According to field data, pregnant women consume more carbohydrate-derived food than protein-derived food, both animal and vegetable. This is because pregnant women experience nausea and vomiting when they ingest foods derived from protein sources, particularly animal sources, despite the fact that this food group is essential for nutrition supplementation. Anaemia in the mother, as well as anaemia in the foetus, can be avoided. If energy intake is insufficient, the body’s ability to use nutritional substances such as carbs, proteins, and fats—which are alternate sources of energy—may vary, as will the availability of these nourishing substances, which may outcome in CED [11].

There is a link between energy and protein consumption, with the former having a low and unidirectional connection with LILA and the latter having values of 0.28 and (p=0.02), respectively [20], [21]. This association shows a positive r value overall, showing that LILA increases when calorie, protein, and fat intake increases [19]. Yuniarti [22] found a substantial association between calorie consumption and protein intake and CED in pregnant women, with a value of (p = 0.05). Pregnant ladies require a lot of food for energy because their basal metabolism increases. If energy needs are not satisfied, the body will utilize fat reserves, and if fat reserves are still used, metabolic shifts will occur in which protein in the muscles and liver is used to make energy [23]. As a result, muscle mass will decrease with LLA 23.5 cm [7].

There was no link identified between micronutrient intake and CED in pregnant women, including vitamin C (p = 0.510), folic acid (p = 0.195), iron (p = 0.813), calcium (p = 0.400), and iodine (p = 0.864). The reason for this is that, in addition to ingesting foods that naturally contain these nutrients, every pregnant woman receives a dose of vitamin C, folic acid, and calcium to maintain her health and meet her micronutrient demands at all times.
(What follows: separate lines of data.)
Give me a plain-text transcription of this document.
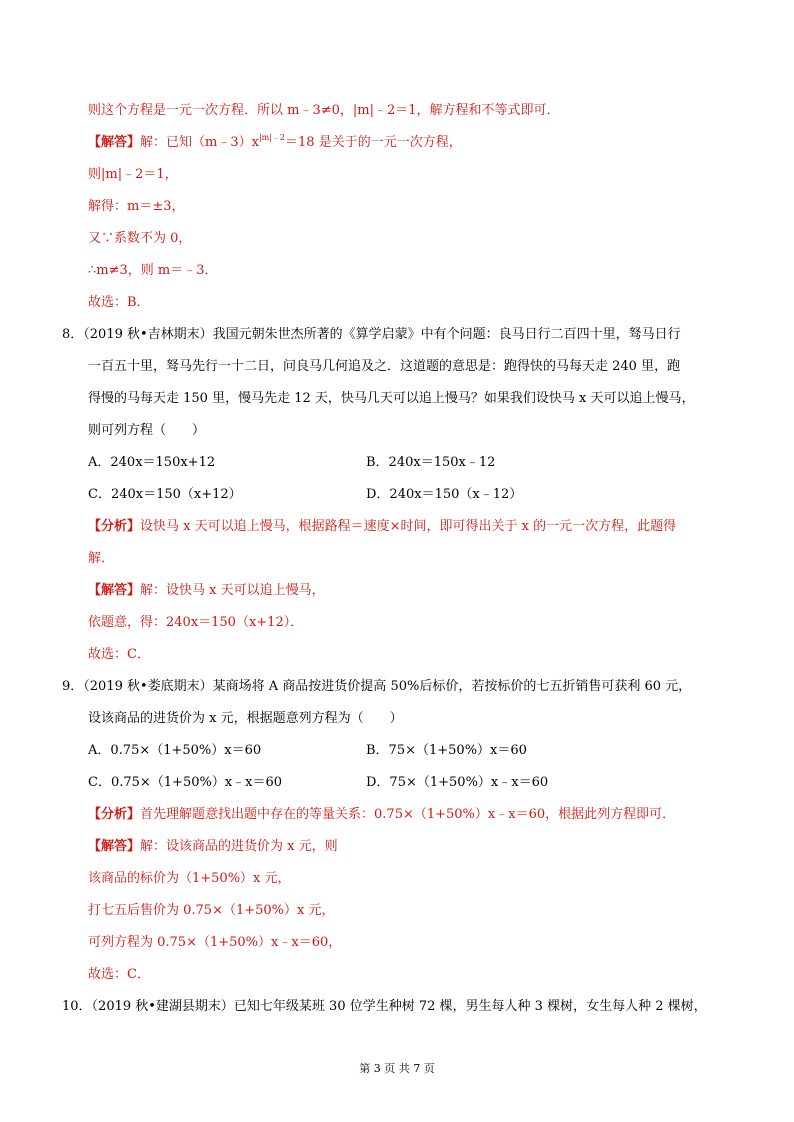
则这个方程是一元一次方程．所以 m﹣3≠0，|m|﹣2＝1，解方程和不等式即可．
【解答】解：已知$(m﹣3)x^{|m|﹣2}=18$ 是关于的一元一次方程，
则|m|﹣2＝1，
解得：m＝±3，
又∵系数不为 0，
∴m≠3，则 m＝﹣3．
故选：B．
8．（2019 秋•吉林期末）我国元朝朱世杰所著的《算学启蒙》中有个问题：良马日行二百四十里，驽马日行
一百五十里，驽马先行一十二日，问良马几何追及之．这道题的意思是：跑得快的马每天走 240 里，跑
得慢的马每天走 150 里，慢马先走 12 天，快马几天可以追上慢马？如果我们设快马 x 天可以追上慢马，
则可列方程（　　）
A．240x＝150x+12	B．240x＝150x﹣12
C．240x＝150（x+12）	D．240x＝150（x﹣12）
【分析】设快马 x 天可以追上慢马，根据路程＝速度×时间，即可得出关于 x 的一元一次方程，此题得
解．
【解答】解：设快马 x 天可以追上慢马，
依题意，得：240x＝150（x+12）．
故选：C．
9．（2019 秋•娄底期末）某商场将 A 商品按进货价提高 50%后标价，若按标价的七五折销售可获利 60 元，
设该商品的进货价为 x 元，根据题意列方程为（　　）
A．0.75×（1+50%）x＝60	B．75×（1+50%）x＝60
C．0.75×（1+50%）x﹣x＝60	D．75×（1+50%）x﹣x＝60
【分析】首先理解题意找出题中存在的等量关系：0.75×（1+50%）x﹣x＝60，根据此列方程即可．
【解答】解：设该商品的进货价为 x 元，则
该商品的标价为（1+50%）x 元，
打七五后售价为 0.75×（1+50%）x 元，
可列方程为 0.75×（1+50%）x﹣x＝60，
故选：C．
10．（2019 秋•建湖县期末）已知七年级某班 30 位学生种树 72 棵，男生每人种 3 棵树，女生每人种 2 棵树，
第 3 页 共 7 页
Tepin Panah village has 33 pregnant women, with 36.3% having CED status and 63.6% not having CED status. On CED, there is a strong association between knowledge, dietary diversity, and macronutrient consumption, specifically calories and protein, with p = 0.05. Therefore, it is suggested that increasing pregnant women’s education is critical since it will increase comprehension of optimum nutritional intake. Health staff must do continuous measurements in order to identify the risk of malnutrition as early as feasible.